= Scottish Parliament Business Exchange =

The Scottish Parliament Business Exchange (SPBE) was a charity in Scotland created to develop a greater understanding between the business world and Members of the Scottish Parliament (MSPs). Set up in 2001, it closed in April 2016.

==History==
The SPBE was established in June 2001, and was promoted as an educational exchange allowing members of the Scottish Parliament to learn more about all kinds of businesses.

From its earliest days, there was debate about its activities and funding. It was criticised by transparency campaigners, including SNP MSP Tricia Marwick, who believed its fee-based system created preferential access to Holyrood. Its activities and reporting systems were repeatedly discussed by the Parliament's Standards Committee; in 2002 it was condemned for failing to "provide sufficient transparency or accountability." In November 2003 the Committee was "unconvinced" there were "adequate safeguards in place" to ensure the SPBE's commitment of being "non-lobbying". The SPBE was also criticised after a Labour MSP who took part in one of the schemes was asked to sign a confidentiality agreement by a participating company (Pfizer).

Corporate participants were required to sign a letter affirming they would not use the scheme for lobbying. In practice the SPBE was dominated by corporations who paid up to £7,500 to join, and three-quarters of those taking part in its first round of activities were full-time lobbyists. It was the Scottish 'chapter' of the International Association of Business and Parliament, a company (2004-2014) based in London.

In January 2007 it was announced that Devin Scobie of Caledonia Consulting had been appointed as the interim executive director of the SPBE (Companies House records show he was appointed as SPBE's secretary on 29 January 2007). Scobie was a former lobbyist with GPC International and had represented SPBE members such as Pfizer as clients.

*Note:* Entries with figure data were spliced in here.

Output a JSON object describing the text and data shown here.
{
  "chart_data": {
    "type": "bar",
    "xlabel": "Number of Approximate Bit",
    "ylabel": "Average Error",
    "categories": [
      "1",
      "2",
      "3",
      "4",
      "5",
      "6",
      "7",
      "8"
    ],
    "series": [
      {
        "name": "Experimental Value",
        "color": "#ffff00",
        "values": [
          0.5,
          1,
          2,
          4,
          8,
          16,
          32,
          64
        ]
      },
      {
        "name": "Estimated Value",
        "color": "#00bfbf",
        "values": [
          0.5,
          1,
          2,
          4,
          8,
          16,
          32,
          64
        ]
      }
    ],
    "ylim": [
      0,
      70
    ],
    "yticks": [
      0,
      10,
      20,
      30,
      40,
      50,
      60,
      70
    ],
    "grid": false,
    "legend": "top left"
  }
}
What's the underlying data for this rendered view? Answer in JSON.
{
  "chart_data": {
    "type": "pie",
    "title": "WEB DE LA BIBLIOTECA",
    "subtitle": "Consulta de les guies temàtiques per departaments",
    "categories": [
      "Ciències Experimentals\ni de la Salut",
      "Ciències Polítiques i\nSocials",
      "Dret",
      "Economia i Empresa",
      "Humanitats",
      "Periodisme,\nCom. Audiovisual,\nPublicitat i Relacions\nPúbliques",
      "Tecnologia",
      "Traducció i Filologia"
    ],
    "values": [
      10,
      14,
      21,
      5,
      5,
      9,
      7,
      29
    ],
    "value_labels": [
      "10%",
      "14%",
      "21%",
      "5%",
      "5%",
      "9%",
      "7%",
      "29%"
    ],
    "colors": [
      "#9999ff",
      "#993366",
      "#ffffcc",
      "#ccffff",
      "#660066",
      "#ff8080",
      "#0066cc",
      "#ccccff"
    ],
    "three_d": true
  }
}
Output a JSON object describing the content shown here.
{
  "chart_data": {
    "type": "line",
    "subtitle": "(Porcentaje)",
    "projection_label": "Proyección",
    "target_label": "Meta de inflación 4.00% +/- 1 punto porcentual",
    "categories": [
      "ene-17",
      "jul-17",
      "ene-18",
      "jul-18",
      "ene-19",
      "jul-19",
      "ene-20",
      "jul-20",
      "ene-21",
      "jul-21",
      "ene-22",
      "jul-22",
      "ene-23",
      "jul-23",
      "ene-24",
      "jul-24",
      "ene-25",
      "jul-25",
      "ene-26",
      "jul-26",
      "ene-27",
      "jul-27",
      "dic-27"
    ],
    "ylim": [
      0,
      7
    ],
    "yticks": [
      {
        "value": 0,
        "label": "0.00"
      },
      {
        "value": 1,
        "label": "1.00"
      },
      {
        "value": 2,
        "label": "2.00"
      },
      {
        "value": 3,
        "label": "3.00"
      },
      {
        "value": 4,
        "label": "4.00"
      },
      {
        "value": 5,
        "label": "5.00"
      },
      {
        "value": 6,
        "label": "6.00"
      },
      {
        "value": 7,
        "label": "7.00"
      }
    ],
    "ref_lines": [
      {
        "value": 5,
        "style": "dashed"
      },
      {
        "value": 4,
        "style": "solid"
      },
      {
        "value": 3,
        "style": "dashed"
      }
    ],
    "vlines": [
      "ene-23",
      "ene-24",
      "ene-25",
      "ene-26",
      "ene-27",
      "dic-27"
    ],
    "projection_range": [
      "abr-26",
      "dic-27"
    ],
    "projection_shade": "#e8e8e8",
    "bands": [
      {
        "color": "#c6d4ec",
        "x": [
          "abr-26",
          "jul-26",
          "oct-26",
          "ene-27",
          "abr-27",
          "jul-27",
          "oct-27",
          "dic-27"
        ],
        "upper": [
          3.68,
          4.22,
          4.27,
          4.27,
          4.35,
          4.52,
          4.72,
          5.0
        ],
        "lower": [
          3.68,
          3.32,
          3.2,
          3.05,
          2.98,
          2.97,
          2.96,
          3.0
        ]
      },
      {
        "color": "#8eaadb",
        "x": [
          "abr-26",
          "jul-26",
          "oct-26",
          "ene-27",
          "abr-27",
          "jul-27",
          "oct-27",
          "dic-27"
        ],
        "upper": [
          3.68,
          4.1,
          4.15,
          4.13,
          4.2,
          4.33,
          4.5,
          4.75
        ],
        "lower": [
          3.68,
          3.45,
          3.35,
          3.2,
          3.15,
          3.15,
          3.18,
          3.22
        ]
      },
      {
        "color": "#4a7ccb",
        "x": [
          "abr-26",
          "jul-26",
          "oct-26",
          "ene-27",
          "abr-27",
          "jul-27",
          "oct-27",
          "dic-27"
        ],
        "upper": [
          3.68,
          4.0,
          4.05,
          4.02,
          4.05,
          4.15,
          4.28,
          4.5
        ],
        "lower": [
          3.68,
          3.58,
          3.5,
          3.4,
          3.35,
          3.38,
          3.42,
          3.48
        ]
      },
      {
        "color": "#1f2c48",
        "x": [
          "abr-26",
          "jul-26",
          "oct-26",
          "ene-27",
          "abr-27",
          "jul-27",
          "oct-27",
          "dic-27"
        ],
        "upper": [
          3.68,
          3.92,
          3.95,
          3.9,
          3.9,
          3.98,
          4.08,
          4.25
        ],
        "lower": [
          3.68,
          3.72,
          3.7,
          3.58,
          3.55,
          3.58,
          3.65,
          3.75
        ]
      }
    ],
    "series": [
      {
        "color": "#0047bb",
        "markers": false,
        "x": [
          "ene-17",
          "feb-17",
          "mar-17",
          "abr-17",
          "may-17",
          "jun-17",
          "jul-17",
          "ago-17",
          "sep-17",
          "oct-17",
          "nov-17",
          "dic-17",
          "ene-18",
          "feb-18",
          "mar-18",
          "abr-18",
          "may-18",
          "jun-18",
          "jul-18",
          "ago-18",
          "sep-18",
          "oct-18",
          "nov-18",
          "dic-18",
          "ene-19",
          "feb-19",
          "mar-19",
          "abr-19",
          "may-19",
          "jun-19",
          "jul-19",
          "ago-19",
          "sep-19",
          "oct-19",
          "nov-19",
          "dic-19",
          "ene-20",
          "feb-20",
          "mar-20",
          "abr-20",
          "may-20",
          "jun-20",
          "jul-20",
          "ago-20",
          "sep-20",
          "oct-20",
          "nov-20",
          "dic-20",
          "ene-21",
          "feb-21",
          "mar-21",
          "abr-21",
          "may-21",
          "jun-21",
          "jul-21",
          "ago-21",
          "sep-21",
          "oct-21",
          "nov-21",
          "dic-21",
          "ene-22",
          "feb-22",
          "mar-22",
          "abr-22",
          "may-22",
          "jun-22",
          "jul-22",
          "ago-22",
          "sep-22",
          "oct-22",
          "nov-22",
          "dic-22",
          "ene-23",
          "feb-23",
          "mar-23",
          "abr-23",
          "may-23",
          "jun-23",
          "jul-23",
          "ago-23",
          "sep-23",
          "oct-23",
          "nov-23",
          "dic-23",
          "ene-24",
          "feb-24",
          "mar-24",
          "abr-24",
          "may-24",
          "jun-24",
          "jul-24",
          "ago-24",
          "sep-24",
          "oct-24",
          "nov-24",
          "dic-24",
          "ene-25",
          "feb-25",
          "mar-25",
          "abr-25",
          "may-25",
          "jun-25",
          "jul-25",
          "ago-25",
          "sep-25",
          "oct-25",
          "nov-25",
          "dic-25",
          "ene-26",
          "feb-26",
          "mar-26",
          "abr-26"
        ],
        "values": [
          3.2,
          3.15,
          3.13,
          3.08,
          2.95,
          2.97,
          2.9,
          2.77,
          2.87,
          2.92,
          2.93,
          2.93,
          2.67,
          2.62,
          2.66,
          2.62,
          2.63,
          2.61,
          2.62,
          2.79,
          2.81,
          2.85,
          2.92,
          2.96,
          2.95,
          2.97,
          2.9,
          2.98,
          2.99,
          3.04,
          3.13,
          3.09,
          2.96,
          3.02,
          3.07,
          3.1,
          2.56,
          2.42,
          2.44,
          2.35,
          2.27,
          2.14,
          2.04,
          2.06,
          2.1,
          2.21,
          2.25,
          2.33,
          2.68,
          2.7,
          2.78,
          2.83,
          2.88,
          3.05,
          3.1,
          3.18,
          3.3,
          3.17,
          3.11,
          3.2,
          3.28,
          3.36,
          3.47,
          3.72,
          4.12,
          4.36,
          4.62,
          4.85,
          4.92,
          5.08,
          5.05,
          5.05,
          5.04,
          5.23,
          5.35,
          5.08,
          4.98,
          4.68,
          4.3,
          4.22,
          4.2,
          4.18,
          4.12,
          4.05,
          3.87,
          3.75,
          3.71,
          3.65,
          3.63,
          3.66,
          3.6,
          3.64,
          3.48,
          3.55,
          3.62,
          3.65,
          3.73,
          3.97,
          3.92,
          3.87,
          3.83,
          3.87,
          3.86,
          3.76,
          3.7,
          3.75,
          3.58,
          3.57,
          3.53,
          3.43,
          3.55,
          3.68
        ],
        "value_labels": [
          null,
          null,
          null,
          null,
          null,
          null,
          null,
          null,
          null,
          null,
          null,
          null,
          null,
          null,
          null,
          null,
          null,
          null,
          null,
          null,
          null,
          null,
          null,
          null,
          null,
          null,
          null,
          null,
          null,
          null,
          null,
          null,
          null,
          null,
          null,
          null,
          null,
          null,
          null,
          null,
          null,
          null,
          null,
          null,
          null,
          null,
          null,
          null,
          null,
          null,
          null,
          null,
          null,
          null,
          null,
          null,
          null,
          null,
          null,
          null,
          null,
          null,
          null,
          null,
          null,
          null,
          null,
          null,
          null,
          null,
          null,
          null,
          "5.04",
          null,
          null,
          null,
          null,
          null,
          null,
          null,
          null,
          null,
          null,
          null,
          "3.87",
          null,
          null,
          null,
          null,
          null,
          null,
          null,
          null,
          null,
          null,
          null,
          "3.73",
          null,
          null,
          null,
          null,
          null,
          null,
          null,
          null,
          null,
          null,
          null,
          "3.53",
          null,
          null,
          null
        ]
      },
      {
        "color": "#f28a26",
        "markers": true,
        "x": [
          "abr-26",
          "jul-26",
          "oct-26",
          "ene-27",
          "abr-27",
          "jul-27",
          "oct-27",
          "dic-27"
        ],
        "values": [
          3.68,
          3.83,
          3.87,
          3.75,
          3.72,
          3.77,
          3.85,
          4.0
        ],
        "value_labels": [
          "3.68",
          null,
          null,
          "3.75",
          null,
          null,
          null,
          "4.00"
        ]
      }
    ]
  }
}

His role at SPBE reportedly ended in 2008 (Companies House records show this change on 4 January 2008).

In 2009, the Sunday Herald revealed that the SPBE was in deficit and received a £30,000 cash injection from Holyrood on top of other funding.

Under a new chief executive, Arthur McIvor, the SPBE developed a better reputation. However, in March 2016 Holyrood’s governing corporate body decided against renewing its annual £20,000 a year membership. As a result, the SPBE announced in April 2016 that it closing down.